Shared data types for building collaborative software

Yjs is a CRDT library that exposes conflict-free shared data structures (Array, Map, Text, XML) as regular JS types. It's the de facto standard for adding real-time collaboration to web apps — used in production by Linear, Evernote, JupyterLab, and dozens of others. If you're building anything with collaborative editing, this is the starting point, not an experiment.

The provider architecture is genuinely well-designed: you can stack a WebRTC provider for P2P sync on top of IndexedDB for local persistence on top of a WebSocket server, and they all merge correctly. The CRDT benchmarks show Yjs consistently outperforms Automerge on memory and CPU, which matters at scale. The ecosystem is mature — first-class bindings for ProseMirror, CodeMirror, Monaco, Lexical, Tiptap cover essentially every serious editor. The internal encoding is binary and compact; document state is not JSON bloat.
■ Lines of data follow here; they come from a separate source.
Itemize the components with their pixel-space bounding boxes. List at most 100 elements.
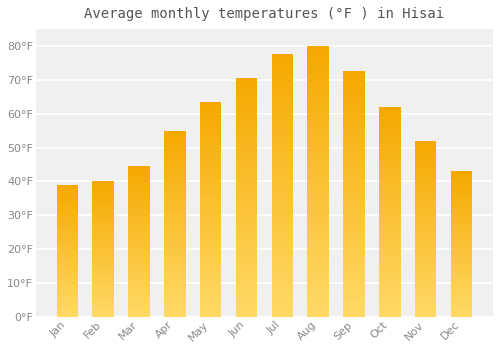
Bar: [92, 291, 114, 293]
Bar: [415, 236, 436, 238]
Bar: [128, 181, 150, 183]
Bar: [56, 300, 78, 301]
Bar: [92, 268, 114, 270]
Bar: [56, 310, 78, 312]
Bar: [415, 273, 436, 275]
Bar: [236, 176, 257, 178]
Bar: [200, 104, 222, 106]
Bar: [415, 292, 436, 294]
Bar: [56, 215, 78, 217]
Bar: [343, 162, 364, 164]
Bar: [308, 282, 329, 284]
Bar: [164, 172, 186, 174]
Bar: [308, 78, 329, 81]
Bar: [128, 264, 150, 266]
Bar: [236, 286, 257, 288]
Bar: [308, 84, 329, 86]
Bar: [343, 89, 364, 91]
Bar: [308, 257, 329, 260]
Bar: [164, 187, 186, 188]
Bar: [272, 159, 293, 162]
Bar: [164, 157, 186, 159]
Bar: [56, 285, 78, 287]
Bar: [379, 298, 400, 300]
Bar: [236, 290, 257, 293]
Bar: [415, 148, 436, 149]
Bar: [92, 287, 114, 288]
Bar: [308, 133, 329, 135]
Bar: [164, 267, 186, 268]
Bar: [379, 191, 400, 193]
Bar: [308, 195, 329, 198]
Bar: [308, 249, 329, 252]
Bar: [272, 136, 293, 138]
Bar: [379, 168, 400, 170]
Bar: [200, 289, 222, 291]
Bar: [451, 279, 472, 280]
Bar: [379, 306, 400, 308]
Bar: [236, 131, 257, 133]
Bar: [92, 283, 114, 284]
Bar: [164, 196, 186, 198]
Bar: [200, 132, 222, 134]
Bar: [56, 205, 78, 206]
Bar: [415, 241, 436, 243]
Bar: [200, 162, 222, 164]
Bar: [200, 143, 222, 145]
Bar: [164, 293, 186, 294]
Bar: [92, 229, 114, 230]
Bar: [379, 118, 400, 120]
Bar: [128, 302, 150, 303]
Bar: [56, 247, 78, 248]
Bar: [272, 264, 293, 267]
Bar: [379, 205, 400, 208]
Bar: [56, 253, 78, 255]
Bar: [343, 287, 364, 290]
Bar: [164, 281, 186, 284]
Bar: [164, 268, 186, 270]
Bar: [56, 280, 78, 281]
Bar: [451, 183, 472, 184]
Bar: [451, 244, 472, 245]
Bar: [164, 276, 186, 278]
Bar: [92, 303, 114, 304]
Bar: [415, 213, 436, 215]
Bar: [92, 279, 114, 280]
Bar: [272, 86, 293, 89]
Bar: [379, 302, 400, 304]
Bar: [56, 226, 78, 227]
Bar: [200, 272, 222, 274]
Bar: [379, 184, 400, 187]
Bar: [272, 118, 293, 120]
Bar: [451, 184, 472, 186]
Bar: [200, 231, 222, 233]
Bar: [272, 94, 293, 97]
Bar: [308, 92, 329, 95]
Bar: [128, 314, 150, 315]
Bar: [451, 187, 472, 189]
Bar: [308, 301, 329, 303]
Bar: [56, 304, 78, 305]
Bar: [92, 244, 114, 245]
Bar: [200, 237, 222, 239]
Bar: [343, 91, 364, 93]
Bar: [415, 192, 436, 194]
Bar: [343, 113, 364, 116]
Bar: [92, 190, 114, 191]
Bar: [451, 266, 472, 267]
Bar: [343, 177, 364, 180]
Bar: [343, 263, 364, 265]
Bar: [200, 274, 222, 276]
Bar: [236, 200, 257, 202]
Bar: [164, 244, 186, 246]
Bar: [272, 206, 293, 209]
Bar: [415, 284, 436, 285]
Bar: [92, 187, 114, 188]
Bar: [236, 100, 257, 102]
Bar: [415, 169, 436, 171]
Bar: [379, 170, 400, 172]
Bar: [92, 310, 114, 312]
Bar: [56, 312, 78, 313]
Bar: [164, 175, 186, 177]
Bar: [379, 212, 400, 214]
The document history grows forever by default — garbage collection is on, but you can't easily time-travel or do fine-grained version control without disabling GC, which has real memory cost at scale. There's no built-in access control: Yjs gives you eventual consistency but says nothing about who is allowed to make which changes, so authorization is entirely your problem to bolt on. The JavaScript-only core means server-side use in non-JS stacks requires y-crdt (Rust port) or ydotnet, which lag behind the JS implementation and have historically broken binary compatibility across versions. TypeScript types come from a separate global.d.ts rather than being generated from source, so they occasionally drift.